Turmoil in the US dollar is going to be concentrated in minds of Chinese policy makers, and they don't want trade to be hostage to be hostage to sharp fluctuations in the dollar. There are good reasons for China to look for direct exchange between renminbi and non-dollar currencies, we know that's happening with sterling.
This ought to be distinguished from the idea that the Chinese yuan will replace the US dollar. That's not going to happen any time soon, and Chinese policy makers won't want it to.
There are plenty of nationalists in Chinese who would like China to replace the US' role, but serious policymakers know that planners are already suffering from information overload. They don't need the whole new package of concerns that renminbi dominance would bring.

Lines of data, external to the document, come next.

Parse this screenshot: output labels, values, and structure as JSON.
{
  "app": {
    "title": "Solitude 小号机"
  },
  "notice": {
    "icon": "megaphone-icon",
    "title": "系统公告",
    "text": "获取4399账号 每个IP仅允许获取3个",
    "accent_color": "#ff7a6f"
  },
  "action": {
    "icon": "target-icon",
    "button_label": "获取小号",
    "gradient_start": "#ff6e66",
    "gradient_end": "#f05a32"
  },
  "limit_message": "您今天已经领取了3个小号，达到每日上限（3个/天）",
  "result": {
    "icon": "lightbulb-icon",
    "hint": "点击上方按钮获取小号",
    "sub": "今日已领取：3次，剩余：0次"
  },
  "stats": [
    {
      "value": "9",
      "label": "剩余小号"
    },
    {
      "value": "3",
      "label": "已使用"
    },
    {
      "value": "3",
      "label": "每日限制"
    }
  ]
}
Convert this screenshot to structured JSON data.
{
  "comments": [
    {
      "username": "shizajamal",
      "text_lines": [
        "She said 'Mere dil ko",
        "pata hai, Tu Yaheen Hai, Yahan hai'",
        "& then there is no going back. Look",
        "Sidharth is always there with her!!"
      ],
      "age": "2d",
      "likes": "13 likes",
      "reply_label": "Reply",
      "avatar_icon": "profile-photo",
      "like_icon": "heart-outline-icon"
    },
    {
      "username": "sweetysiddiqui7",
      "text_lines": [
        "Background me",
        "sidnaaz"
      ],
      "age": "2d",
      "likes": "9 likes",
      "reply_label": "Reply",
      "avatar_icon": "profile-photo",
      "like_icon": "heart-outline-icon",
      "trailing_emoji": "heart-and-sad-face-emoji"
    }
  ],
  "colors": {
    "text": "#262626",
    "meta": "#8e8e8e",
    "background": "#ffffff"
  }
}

Will China also be worried about reliance on the US as a source of demand?
Events of the last week will have moved more Chinese minds to thinking of the US as banana republic, as the country came to the brink of a default. But the only substitute for US demand is the rest of the world, in its entirety. The ironic consequence of those political squabbles is the acceleration of the globalisation of China.
Are the gains from high Chinese growth being experienced by all?
When you walk around China you see many benefitting, often under the radar. In many cities you see very pleasant public facilities. These are in second, third and fourth tier cities, where families are enjoying huge leaps in their quality of life from the farm.
The gains unequal may be unequal, but people are getting richer. For example, the building of a vast high speed railway network has permitted family reunions on a monthly, rather than annual, basis. We're seeing huge improvements in people's lives.
Self-interest will continue to lead policy makers, and falling poverty is necessary to continue growth and for political stability. China will increasingly need to rely on internal demand, which will be achieved by increasing urbanisation and expansion of the many less developed regions.
As a byproduct, this demand will see many Chinese people better off.
What are the positives for the UK from Chinese involvement in providing key services such as energy and finance?
Issues such as the provision of nuclear power stations and banks attract a great deal of attention. The first reaction of many will be that Chinese service providers are likely to be unreliable and corrupt. But this is untrue, and a result of the incentives that Chinese corporate leaders face.
Firstly, builders of nuclear reactors and operators of financial services abroad are the external face of China, and accountable to the state. In contrast with Barclays and JP Morgan being accountable to shareholders, and not the government, those running nuclear reactors and banks from China will be hyper cautious. Execution errors could see them face 40 years of hard labour.
Secondly, cultural differences between Chinese corporate leaders and English regulators will make sure that the two stay at arms reach – preventing the possibility of cosiness or cronyism between the two.